Ils disent que l’enfant ­ être démuni ­ les appelle à son secours. Alors ils peuvent lui inculquer les notions qu’ils ont élaborées selon leurs théories. C’est cela l’éducation artistique. Son but est de mettre de la Culture là où il y avait un élan spontané. De la culture de consommation, bien sûr, distribuée comme une aumône à des gens qu’on dit sous-développés. Cette culture mercantile a belle figure et tout le monde y souscrit. Sauf ceux qui savent ce qu’est la Formulation et que cette pseudo-culture s’installe à la place des vraies nécessités de l’être et le privent d’un moyen vital de vivre en harmonie avec lui-même.

Ainsi la Formulation est-elle menacée. Les enfants de cette société sont devenus incapables de jouer, de se laisser aller à des actes dont le produit n’est pas monnayable. La Formulation, qui accompagne toute la vie, la Formulation, seule manifestation possible de la Mémoire Organique, disparaît de la vie de l’enfant.

Seuls ceux qui la retrouvent dans le Closlieu peuvent la régénérer. Pour touts les autres, elle est perdue et ils ne le savent même pas. Ceux qui retrouvent la Formulation dans le Closlieu, à dix ans, à quinze ans ou à cinquante, deviennent des êtres plus accomplis. Ils font la découverte de leurs capacités naturelles ; ils apprennent à agir selon de vraies nécessités ­ non selon de possibles propositions arbitraires ; ils prennent conscience de l’existence, en chaque être, d’une vérité incommensurable, et qui échappe à tout jugement.

Ces enfants du Closlieu n’ont besoin d’aucune thérapie. Ils ont développé des énergies qui les placent au-delà de toute dépendance.

Krishnamurti parle de " beauté " il parle d’art.

Il ne savait pas qu’une manifestation peut exister qui est plus pure encore que l’exaltation de la beauté. Une manifestation hors de tout critère d’appréciation dont l’unique fonction est d’être. Car même l’idée de beauté sous-entend celle de son contraire. D’autre part, la beauté est une notion relative, arbitraire. Ce n’est pas une réalité universelle. Tandis que la trace qui se produit dans le Closlieu ­ outre qu’elle n’est pas accompagnée de l’attente de produire un effet chez autrui et donc de l’influencer, de le conquérir en quelque sorte ­ cette trace correspond à une réalité universelle. Et elle est, davantage que l’art, en conformité avec la philosophie de Krishnamurti.

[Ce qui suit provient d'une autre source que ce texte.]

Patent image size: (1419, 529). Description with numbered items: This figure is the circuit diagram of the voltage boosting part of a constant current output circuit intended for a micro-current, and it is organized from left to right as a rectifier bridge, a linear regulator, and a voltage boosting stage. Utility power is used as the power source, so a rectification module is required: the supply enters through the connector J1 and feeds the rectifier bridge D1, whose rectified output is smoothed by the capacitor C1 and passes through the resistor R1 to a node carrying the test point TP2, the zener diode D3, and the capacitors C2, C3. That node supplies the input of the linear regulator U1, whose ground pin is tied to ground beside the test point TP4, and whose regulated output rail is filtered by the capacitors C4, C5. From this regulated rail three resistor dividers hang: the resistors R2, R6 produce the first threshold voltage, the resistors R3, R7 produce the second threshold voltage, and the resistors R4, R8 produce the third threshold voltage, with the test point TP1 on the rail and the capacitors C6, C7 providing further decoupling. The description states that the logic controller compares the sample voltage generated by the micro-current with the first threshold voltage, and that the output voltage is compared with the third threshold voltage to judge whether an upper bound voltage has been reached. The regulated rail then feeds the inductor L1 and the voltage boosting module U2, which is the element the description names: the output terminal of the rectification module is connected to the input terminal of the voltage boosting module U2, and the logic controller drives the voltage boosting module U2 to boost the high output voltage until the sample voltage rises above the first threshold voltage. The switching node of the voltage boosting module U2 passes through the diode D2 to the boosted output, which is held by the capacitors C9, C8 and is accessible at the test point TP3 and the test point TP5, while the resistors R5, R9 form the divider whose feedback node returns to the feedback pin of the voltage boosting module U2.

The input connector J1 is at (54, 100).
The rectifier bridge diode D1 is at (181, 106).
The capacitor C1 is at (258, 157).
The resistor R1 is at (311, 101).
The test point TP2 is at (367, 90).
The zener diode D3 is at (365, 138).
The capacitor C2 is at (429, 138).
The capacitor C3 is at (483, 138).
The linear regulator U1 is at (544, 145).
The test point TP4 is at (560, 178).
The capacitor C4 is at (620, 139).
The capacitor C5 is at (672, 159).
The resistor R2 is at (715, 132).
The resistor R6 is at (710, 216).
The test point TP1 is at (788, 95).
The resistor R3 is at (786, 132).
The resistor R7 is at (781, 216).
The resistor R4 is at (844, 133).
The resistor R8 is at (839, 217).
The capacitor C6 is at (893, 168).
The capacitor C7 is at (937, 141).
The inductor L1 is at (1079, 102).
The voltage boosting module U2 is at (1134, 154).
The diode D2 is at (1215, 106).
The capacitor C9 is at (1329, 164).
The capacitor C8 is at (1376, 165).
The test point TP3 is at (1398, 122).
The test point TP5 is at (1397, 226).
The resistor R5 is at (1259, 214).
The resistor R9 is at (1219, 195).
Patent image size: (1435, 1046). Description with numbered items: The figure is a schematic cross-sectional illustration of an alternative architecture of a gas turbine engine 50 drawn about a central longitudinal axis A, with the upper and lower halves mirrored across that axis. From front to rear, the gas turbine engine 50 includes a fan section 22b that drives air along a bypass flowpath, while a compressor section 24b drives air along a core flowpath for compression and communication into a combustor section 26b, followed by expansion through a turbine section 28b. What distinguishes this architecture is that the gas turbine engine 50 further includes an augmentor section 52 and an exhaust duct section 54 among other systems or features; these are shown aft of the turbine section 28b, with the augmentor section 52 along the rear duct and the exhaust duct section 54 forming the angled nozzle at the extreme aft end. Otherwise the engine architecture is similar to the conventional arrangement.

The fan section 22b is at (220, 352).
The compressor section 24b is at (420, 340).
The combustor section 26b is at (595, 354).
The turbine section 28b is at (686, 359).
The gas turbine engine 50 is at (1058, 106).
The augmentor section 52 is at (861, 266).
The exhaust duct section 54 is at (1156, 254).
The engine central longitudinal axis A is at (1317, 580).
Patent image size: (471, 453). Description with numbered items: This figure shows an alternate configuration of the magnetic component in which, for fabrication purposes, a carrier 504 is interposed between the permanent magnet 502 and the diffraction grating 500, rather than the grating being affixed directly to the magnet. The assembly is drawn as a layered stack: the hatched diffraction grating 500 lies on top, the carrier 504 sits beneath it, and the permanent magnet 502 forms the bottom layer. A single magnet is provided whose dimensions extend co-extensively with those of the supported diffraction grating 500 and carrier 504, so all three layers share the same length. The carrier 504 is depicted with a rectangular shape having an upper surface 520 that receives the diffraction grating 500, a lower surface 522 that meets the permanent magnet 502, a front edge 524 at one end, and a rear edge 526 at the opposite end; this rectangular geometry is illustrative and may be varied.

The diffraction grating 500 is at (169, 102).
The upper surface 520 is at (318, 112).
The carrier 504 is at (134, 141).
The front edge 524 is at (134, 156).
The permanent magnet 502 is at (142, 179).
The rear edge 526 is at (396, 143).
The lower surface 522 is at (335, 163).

Car elle place la personne hors du jugement, hors de la comparaison, du modèle culturel. Elle développe sa conscience d’être incomparable ­ parmi les autres qui le sont également.

Elle le place dans l’essentiel au-delà du factice, (des faux-semblants) de l’éphémère, de l’arbitraire, de tout ce qui s’offre à la consommation boulimique pour cacher le vrai, l’essentiel, pour se consoler de son impuissance apprise et acceptée.

Je vous le disais, j’évite de plus en plus à employer l’appellation " éducation créatrice ". A celui qui me demande à quoi sert le Closlieu, je réponds : il est l’espace de l’initiation au Plusêtre.